No. 2:16-cv-01309-TLN-KJN

10-03-2017

AZARIA TING, Plaintiff, v. ADAMS & ASSOCIATES, INC., Defendant.


ORDER GRANTING DEFENDANT'S MOTION TO DISMISS FOR FAILURE TO STATE A CLAIM

This matter is before the Court pursuant to Defendant Adams & Associates, Inc.'s ("Defendant") Motion to Dismiss. (ECF No. 6.) Plaintiff Azaria Ting ("Plaintiff") opposes the motion. (ECF No. 11.) Defendant has filed a reply. (ECF No. 12.) For the reasons discussed below, the Court hereby GRANTS Defendant's Motion to Dismiss (ECF No. 6).

I. FACTUAL AND PROCEDURAL BACKGROUND

Plaintiff alleges she was hired in 2012 as a Residential Advisor for Sacramento Job Corps Center ("SJCC"). (ECF No. 1 ¶ 9.) Plaintiff states she is "an African-American woman who had been diagnosed with a medical condition," who "represented other Resident Advisors as a member of the CFT [California Federation of Teachers Union]." (ECF No. 1 ¶¶ 36, 47, & 48.)

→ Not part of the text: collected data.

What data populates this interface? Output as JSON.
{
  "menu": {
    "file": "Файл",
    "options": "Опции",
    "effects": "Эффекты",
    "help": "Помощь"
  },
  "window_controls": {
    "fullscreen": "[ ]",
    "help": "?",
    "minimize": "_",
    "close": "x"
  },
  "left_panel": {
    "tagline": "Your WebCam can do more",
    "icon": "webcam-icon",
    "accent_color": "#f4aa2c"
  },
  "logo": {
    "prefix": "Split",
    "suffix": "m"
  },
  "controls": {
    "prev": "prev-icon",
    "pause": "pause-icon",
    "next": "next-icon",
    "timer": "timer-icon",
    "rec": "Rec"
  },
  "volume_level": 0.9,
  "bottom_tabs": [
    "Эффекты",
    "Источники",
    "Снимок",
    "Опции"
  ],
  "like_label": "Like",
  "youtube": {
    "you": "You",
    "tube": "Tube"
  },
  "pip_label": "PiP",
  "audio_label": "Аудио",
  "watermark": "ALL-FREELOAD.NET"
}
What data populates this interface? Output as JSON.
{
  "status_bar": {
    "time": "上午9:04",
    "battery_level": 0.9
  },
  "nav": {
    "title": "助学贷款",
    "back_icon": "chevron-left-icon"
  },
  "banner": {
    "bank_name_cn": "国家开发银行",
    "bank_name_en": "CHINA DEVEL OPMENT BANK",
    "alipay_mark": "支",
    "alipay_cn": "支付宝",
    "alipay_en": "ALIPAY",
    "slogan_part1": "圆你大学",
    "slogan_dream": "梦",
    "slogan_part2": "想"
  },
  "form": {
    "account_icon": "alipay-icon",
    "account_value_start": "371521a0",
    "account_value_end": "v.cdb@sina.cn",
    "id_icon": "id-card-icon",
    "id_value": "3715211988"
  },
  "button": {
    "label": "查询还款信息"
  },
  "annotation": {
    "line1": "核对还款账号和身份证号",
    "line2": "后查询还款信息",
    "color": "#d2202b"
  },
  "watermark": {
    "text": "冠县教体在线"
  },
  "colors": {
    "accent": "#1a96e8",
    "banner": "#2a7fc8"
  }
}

In February 2014, Defendant became the managing corporation of SJCC. (ECF No. 1 ¶ 3.) Plaintiff alleges Defendant stated it would reorganize several job duties for positions, reduce the number of Residential Advisors, and create a Residential Coordinator role. (ECF No. 1 ¶ 12.)

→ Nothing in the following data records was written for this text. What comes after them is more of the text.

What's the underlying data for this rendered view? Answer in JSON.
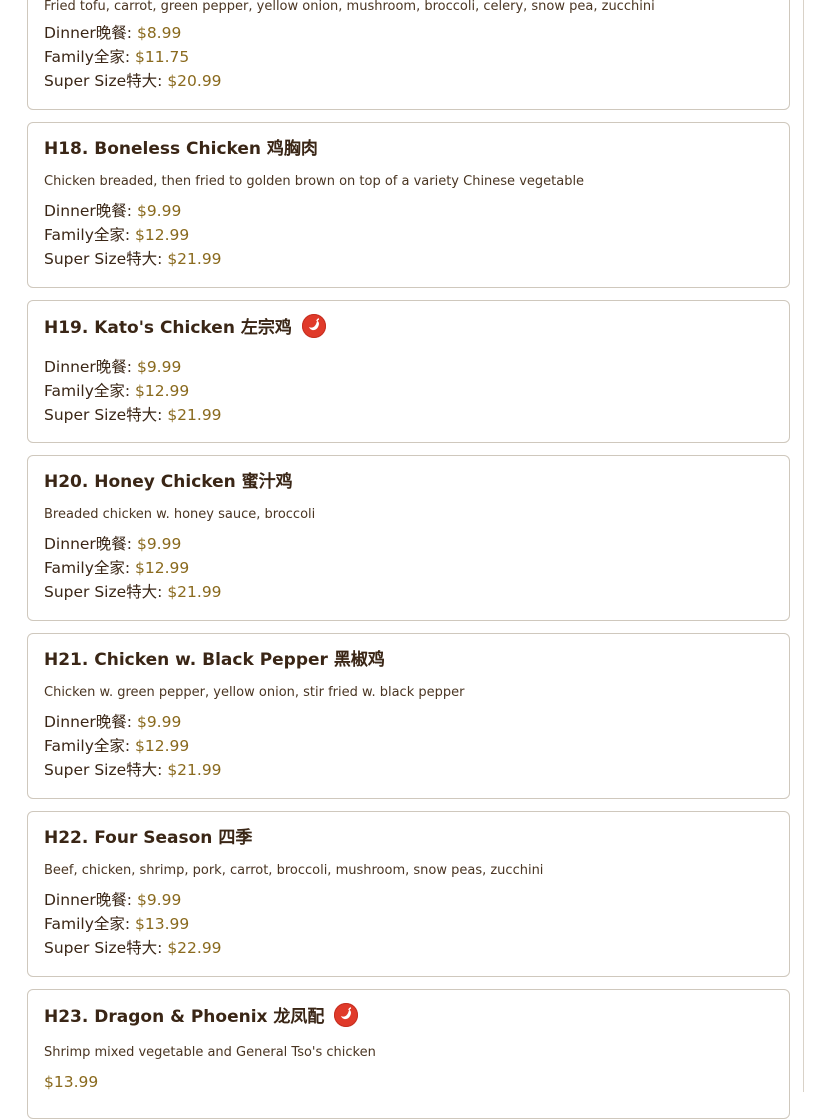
{
  "items": [
    {
      "title": "",
      "desc": "Fried tofu, carrot, green pepper, yellow onion, mushroom, broccoli, celery, snow pea, zucchini",
      "prices": [
        {
          "label": "Dinner晚餐: ",
          "price": "$8.99"
        },
        {
          "label": "Family全家: ",
          "price": "$11.75"
        },
        {
          "label": "Super Size特大: ",
          "price": "$20.99"
        }
      ]
    },
    {
      "title": "H18. Boneless Chicken 鸡胸肉",
      "desc": "Chicken breaded, then fried to golden brown on top of a variety Chinese vegetable",
      "prices": [
        {
          "label": "Dinner晚餐: ",
          "price": "$9.99"
        },
        {
          "label": "Family全家: ",
          "price": "$12.99"
        },
        {
          "label": "Super Size特大: ",
          "price": "$21.99"
        }
      ]
    },
    {
      "title": "H19. Kato's Chicken 左宗鸡",
      "spicy_icon": "chili-pepper-icon",
      "desc": "",
      "prices": [
        {
          "label": "Dinner晚餐: ",
          "price": "$9.99"
        },
        {
          "label": "Family全家: ",
          "price": "$12.99"
        },
        {
          "label": "Super Size特大: ",
          "price": "$21.99"
        }
      ]
    },
    {
      "title": "H20. Honey Chicken 蜜汁鸡",
      "desc": "Breaded chicken w. honey sauce, broccoli",
      "prices": [
        {
          "label": "Dinner晚餐: ",
          "price": "$9.99"
        },
        {
          "label": "Family全家: ",
          "price": "$12.99"
        },
        {
          "label": "Super Size特大: ",
          "price": "$21.99"
        }
      ]
    },
    {
      "title": "H21. Chicken w. Black Pepper 黑椒鸡",
      "desc": "Chicken w. green pepper, yellow onion, stir fried w. black pepper",
      "prices": [
        {
          "label": "Dinner晚餐: ",
          "price": "$9.99"
        },
        {
          "label": "Family全家: ",
          "price": "$12.99"
        },
        {
          "label": "Super Size特大: ",
          "price": "$21.99"
        }
      ]
    },
    {
      "title": "H22. Four Season 四季",
      "desc": "Beef, chicken, shrimp, pork, carrot, broccoli, mushroom, snow peas, zucchini",
      "prices": [
        {
          "label": "Dinner晚餐: ",
          "price": "$9.99"
        },
        {
          "label": "Family全家: ",
          "price": "$13.99"
        },
        {
          "label": "Super Size特大: ",
          "price": "$22.99"
        }
      ]
    },
    {
      "title": "H23. Dragon & Phoenix 龙凤配",
      "spicy_icon": "chili-pepper-icon",
      "desc": "Shrimp mixed vegetable and General Tso's chicken",
      "prices": [
        {
          "label": "",
          "price": "$13.99"
        }
      ]
    }
  ]
}
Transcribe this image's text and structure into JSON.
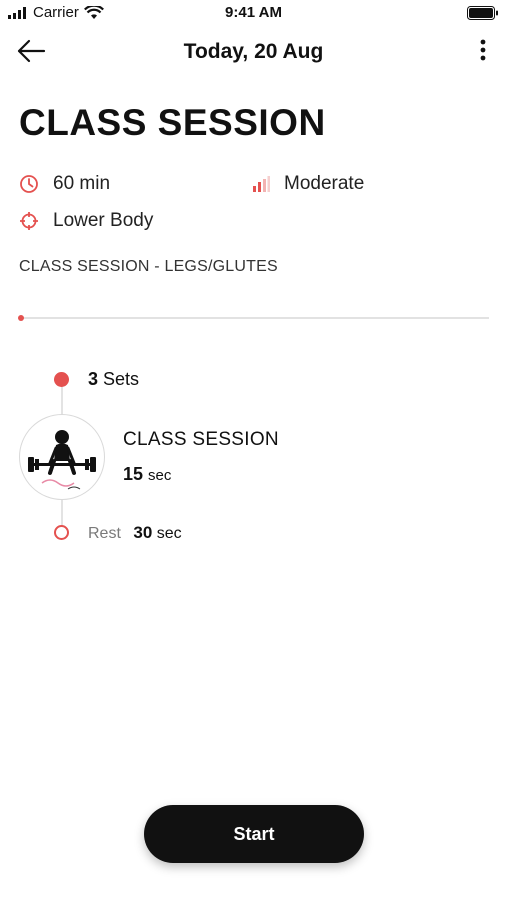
{
  "status_bar": {
    "carrier": "Carrier",
    "time": "9:41 AM"
  },
  "header": {
    "title": "Today, 20 Aug"
  },
  "workout": {
    "title": "CLASS SESSION",
    "duration": "60 min",
    "intensity": "Moderate",
    "focus": "Lower Body",
    "description": "CLASS SESSION - LEGS/GLUTES",
    "progress_fraction": 0
  },
  "timeline": {
    "sets_count": "3",
    "sets_label": "Sets",
    "exercise": {
      "name": "CLASS SESSION",
      "duration_value": "15",
      "duration_unit": "sec"
    },
    "rest": {
      "label": "Rest",
      "value": "30",
      "unit": "sec"
    }
  },
  "actions": {
    "start_label": "Start"
  },
  "colors": {
    "accent": "#e4514f",
    "button_bg": "#111111",
    "track": "#e2e2e2"
  },
  "icons": [
    "signal-icon",
    "wifi-icon",
    "battery-icon",
    "back-arrow-icon",
    "more-vertical-icon",
    "clock-icon",
    "intensity-bars-icon",
    "target-icon",
    "exercise-thumbnail"
  ]
}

Plaintiff alleges Defendant interviewed her for a Residential Advisor position for "approximately five minutes," "in a large room full of tables, in the midst of other interviews taking place." (ECF No. 1 ¶ 13.) Plaintiff alleges that during her interview she "disclosed she had taken time off work in the past due to a back injury she sustained in a car accident," "to observe Ramadan," and "to mourn a death in the family." (ECF No. 1 ¶¶ 16-17.) Plaintiff alleges she had a positive interview but she received a rejection letter in March 2014 stating she would not be rehired as a Residential Advisor." (ECF No. 1 ¶¶ 14-15.) Plaintiff alleges "employees with equal or lesser experience were being hired for similar Advisor positions." (ECF No. 1 ¶ 19.) Plaintiff alleges Defendant used her "prior excused absences as a pretense to avoid rehiring her." (ECF No. 1 ¶ 18.)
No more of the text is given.